The boring revolution

The boring revolution

At the beginning of my studies, I had a lively discussion with friends at AIESEC - the world's largest sustainability-focused youth-led organization, which I highly recommend, for you and your kids (not only because of the dancing). We talked about how to keep your values when ascending the corporate ladder. Would you be more successful in changing the world as an outside activist? Or would it be possible to navigate the paradox of (1) succeeding in a culture that rewards profit above else, while (2) implementing meaningful sustainability initiatives, often at odds with profit-making??

The consensus was clear: by the time of reaching an influential position in a corporation, one would have been compromised by corporate greed, so that it would be impossible to create positive impact. Therefore, it would be more effective to be an activist or social entrepreneur which allowed you to play by your own rules of creating a more responsible business landscape.

Looking at the history of the corporate world since the time of this discussion, all indications are that we were right. Even well-meaning, and personally inspirational figures like Paul Polman at Unilever have failed to transform their organizations sustainably (in the long-term effect sense of the word). In 2018, shortly before he stepped down as CEO, the company pledged to ensure 100% of its packaging is reusable, recyclable or compostable. In 2018, this ratio stood at 50%, and in the 3 years after Polman's departure, the company advanced an 'impressive' (European sarcasm here) 3%.

But looking at these numbers with a Germanic (although I'm Austrian) pragmatic perspective, they simply show how difficult it is to create lasting change, even if the guy on the top really, really wants it. It’s not only that staying true to your values in a corporate environment is incredibly challenging, but also the massive size of corporations that make implementation of sustainability initiatives at all levels a monumental task.

However, there is change on the horizon, showing itself in a fairly boring, but effective aspect of the corporate world: reporting requirements. While sustainability reporting has until now been mostly voluntary, more and more governments, authorities and, most importantly, investors are making it mandatory.

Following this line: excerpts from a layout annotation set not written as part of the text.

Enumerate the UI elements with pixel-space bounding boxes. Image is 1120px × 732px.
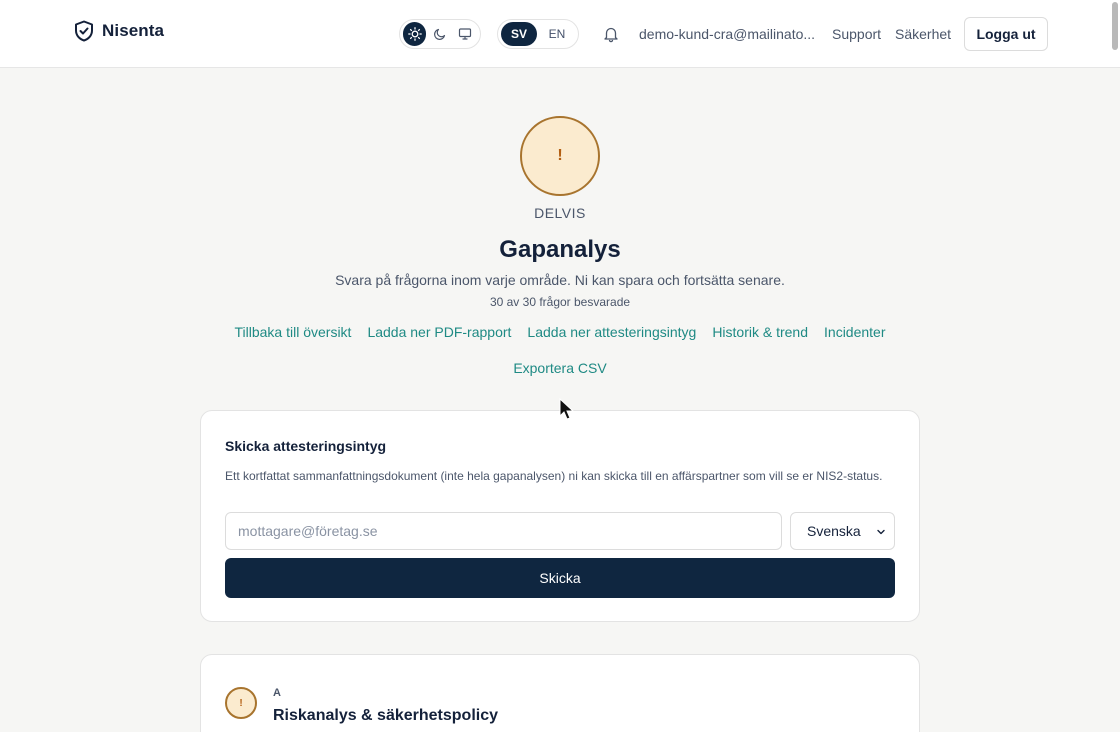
history-trend-link[interactable]: Historik & trend: [712, 324, 808, 340]
language-select-value: Svenska: [807, 523, 861, 539]
nav-link-support[interactable]: Support: [832, 26, 881, 42]
mouse-cursor-icon: [559, 398, 575, 420]
bell-icon[interactable]: [602, 25, 620, 43]
nav-link-security[interactable]: Säkerhet: [895, 26, 951, 42]
recipient-email-input[interactable]: [225, 512, 782, 550]
brand[interactable]: Nisenta: [74, 20, 164, 42]
theme-light-button[interactable]: [403, 22, 427, 46]
theme-toggle: [399, 19, 481, 49]
chevron-down-icon: [877, 529, 885, 535]
section-title: Riskanalys & säkerhetspolicy: [273, 707, 499, 724]
scrollbar-thumb[interactable]: [1112, 2, 1118, 50]
section-card[interactable]: ! A Riskanalys & säkerhetspolicy: [200, 654, 920, 732]
attestation-description: Ett kortfattat sammanfattningsdokument (…: [225, 469, 883, 483]
logout-button[interactable]: Logga ut: [964, 17, 1048, 51]
theme-dark-button[interactable]: [428, 22, 451, 46]
download-attestation-link[interactable]: Ladda ner attesteringsintyg: [527, 324, 696, 340]
sun-icon: [407, 27, 422, 41]
attestation-card: Skicka attesteringsintyg Ett kortfattat …: [200, 410, 920, 622]
incidents-link[interactable]: Incidenter: [824, 324, 885, 340]
status-indicator: !: [520, 116, 600, 196]
monitor-icon: [459, 28, 472, 40]
section-letter: A: [273, 687, 281, 699]
lang-sv-button[interactable]: SV: [501, 22, 537, 46]
section-status-badge: !: [225, 687, 257, 719]
send-button[interactable]: Skicka: [225, 558, 895, 598]
language-toggle: SV EN: [497, 19, 579, 49]
moon-icon: [434, 28, 446, 40]
shield-check-icon: [75, 20, 93, 42]
action-links-row2: Exportera CSV: [0, 360, 1120, 376]
page-title: Gapanalys: [499, 236, 621, 263]
language-select[interactable]: Svenska: [790, 512, 895, 550]
download-pdf-link[interactable]: Ladda ner PDF-rapport: [367, 324, 511, 340]
export-csv-link[interactable]: Exportera CSV: [513, 360, 606, 376]
user-email[interactable]: demo-kund-cra@mailinato...: [639, 26, 815, 42]
status-label: DELVIS: [534, 205, 586, 221]
attestation-title: Skicka attesteringsintyg: [225, 438, 387, 454]
lang-en-button[interactable]: EN: [539, 22, 575, 46]
brand-name: Nisenta: [102, 21, 165, 40]
back-to-overview-link[interactable]: Tillbaka till översikt: [234, 324, 351, 340]
theme-system-button[interactable]: [454, 22, 477, 46]
progress-text: 30 av 30 frågor besvarade: [489, 295, 631, 309]
page-subtitle: Svara på frågorna inom varje område. Ni …: [335, 272, 785, 288]
action-links: Tillbaka till översikt Ladda ner PDF-rap…: [0, 324, 1120, 340]
top-header: Nisenta SV EN demo-kund-cra@mailinato...…: [0, 0, 1120, 68]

Especially the EU Corporate Sustainability Disclosure Regulation and the IFRS Sustainability Disclosure Standards (which have already been adopted as disclosure requirements by 14 stock exchanges) are changing the game. The EU is known for imposing its will on the world, but the IFRS is a somewhat more unexpected and much more significant actor. The organization that has become the consensus for financial accounting practices is now creating a consensus for connecting financial and sustainability reporting. Connecting financials (that as well know are the main purpose of large corporations) with sustainability information is an immense step towards making companies accountable for their environmental and social impact. That this connection is now driven by the organization that accomplished standardization of how companies report their financials to governments and investors indicates a significant cultural shift in how the corporate world operates.

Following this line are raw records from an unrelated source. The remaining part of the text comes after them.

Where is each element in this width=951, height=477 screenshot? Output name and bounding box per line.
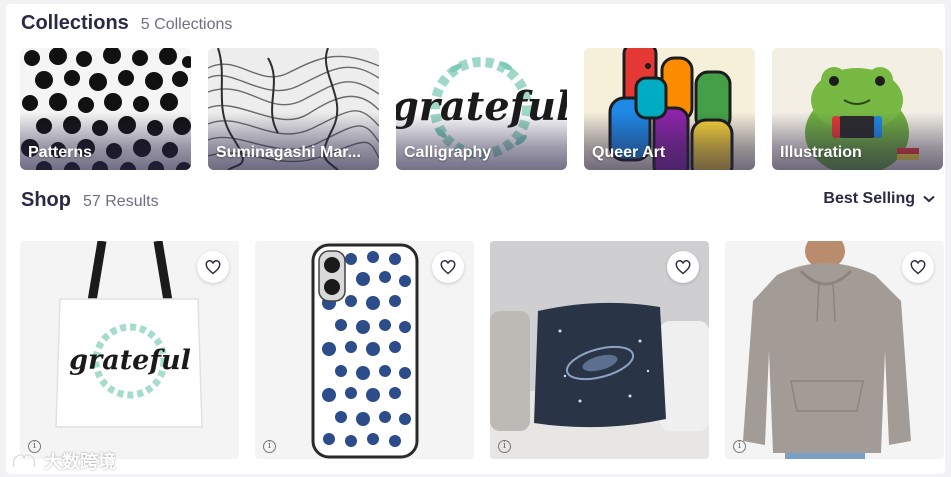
collections-count: 5 Collections	[140, 16, 233, 33]
watermark-logo-icon	[12, 453, 36, 468]
sort-label: Best Selling	[823, 190, 915, 207]
collection-card-queer-art[interactable]: Queer Art	[584, 48, 755, 170]
product-card-hoodie[interactable]: i	[725, 241, 944, 459]
collection-label: Queer Art	[592, 144, 666, 161]
collection-label: Calligraphy	[404, 144, 492, 161]
shop-title: Shop	[21, 189, 71, 211]
favorite-button[interactable]	[902, 251, 934, 283]
collections-row: Patterns Suminagashi Mar... grateful Cal…	[20, 48, 943, 170]
collection-label: Suminagashi Mar...	[216, 144, 361, 161]
shop-header: Shop 57 Results	[21, 189, 159, 212]
heart-outline-icon	[675, 259, 691, 274]
favorite-button[interactable]	[197, 251, 229, 283]
info-icon[interactable]: i	[263, 440, 276, 453]
chevron-down-icon	[923, 195, 935, 203]
watermark-text: 大数跨境	[44, 452, 116, 473]
watermark: 大数跨境	[10, 448, 116, 474]
product-card-throw-pillow[interactable]: i	[490, 241, 709, 459]
info-icon[interactable]: i	[733, 440, 746, 453]
svg-text:grateful: grateful	[69, 345, 191, 376]
product-card-phone-case[interactable]: i	[255, 241, 474, 459]
collection-label: Patterns	[28, 144, 93, 161]
heart-outline-icon	[440, 259, 456, 274]
favorite-button[interactable]	[667, 251, 699, 283]
product-grid: grateful i i i i	[20, 241, 944, 459]
heart-outline-icon	[205, 259, 221, 274]
shop-results: 57 Results	[83, 193, 159, 210]
collections-header: Collections 5 Collections	[21, 12, 232, 35]
page-frame: Collections 5 Collections Patterns Sumin…	[6, 4, 945, 474]
info-icon[interactable]: i	[498, 440, 511, 453]
collection-label: Illustration	[780, 144, 862, 161]
heart-outline-icon	[910, 259, 926, 274]
collection-card-illustration[interactable]: Illustration	[772, 48, 943, 170]
collection-card-patterns[interactable]: Patterns	[20, 48, 191, 170]
collection-card-calligraphy[interactable]: grateful Calligraphy	[396, 48, 567, 170]
favorite-button[interactable]	[432, 251, 464, 283]
sort-dropdown[interactable]: Best Selling	[823, 190, 935, 208]
collection-card-suminagashi[interactable]: Suminagashi Mar...	[208, 48, 379, 170]
product-card-tote-bag[interactable]: grateful i	[20, 241, 239, 459]
collections-title: Collections	[21, 12, 129, 34]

Creating mandatory integrated reporting standards will eventually drive the alignment of all levels of organizations towards more sustainable practices. Consider that a simple worker is primarily interested in earning a living, while many executives focus on advancing their careers and salaries. In a setting where sustainability reporting is voluntary, responsible business practices have little chance of adoption among these groups. However, when integrated reporting becomes mandatory, sustainability suddenly has to become everyone's business. Particularly finance and sustainability professionals will need to understand each others' work much more intensively, which will create innovation in sustainable, yet profitable operations.

While I am very hopeful for the future, there is still a long way to go, and integrated reporting concepts still have to proof their effectiveness. One of the main criticisms is that these concepts create a large amount of additional data collection and reporting requirements, therefore increasing costs of doing business. It remains to be seen if effective technology solutions for integrated reporting will be developed, and/or if investors and other capital providers follow through with their promises of allocating capital preferably to companies that can demonstrate sustainability and financial value. In most other jurisdictions outside the EU, integrated reporting standards also still need to be implemented into national laws. Yet, the 14 stock exchanges (representing more than 50% of market capitalization, outside the US) have already started the process of adopting IFRS Sustainability Reporting Standards, and will require companies to report as early as 2025. Finally, as with any regulation, effective implementation, and, in the case of reporting, verification (assurance) mechanisms need to be followed to ensure the rules are actually applied in the way they are meant to be used.

Despite these concerns, I believe that we are seeing the end of corporations that are primarily profit-driven. Integrated reporting standards, as well as other, more industry-specific sustainability standards, are receiving strong support from not only government and financial institutions, but also from the non-profit sector. This is a strong indication that the time of entirely profit-driven corporations might be ending.

My university friends and I were right in our assessment 15 years ago. However, now is time for the activists and social entrepreneurs to partner more strongly with, or even join large corporations to be part of this exciting development towards more responsible companies.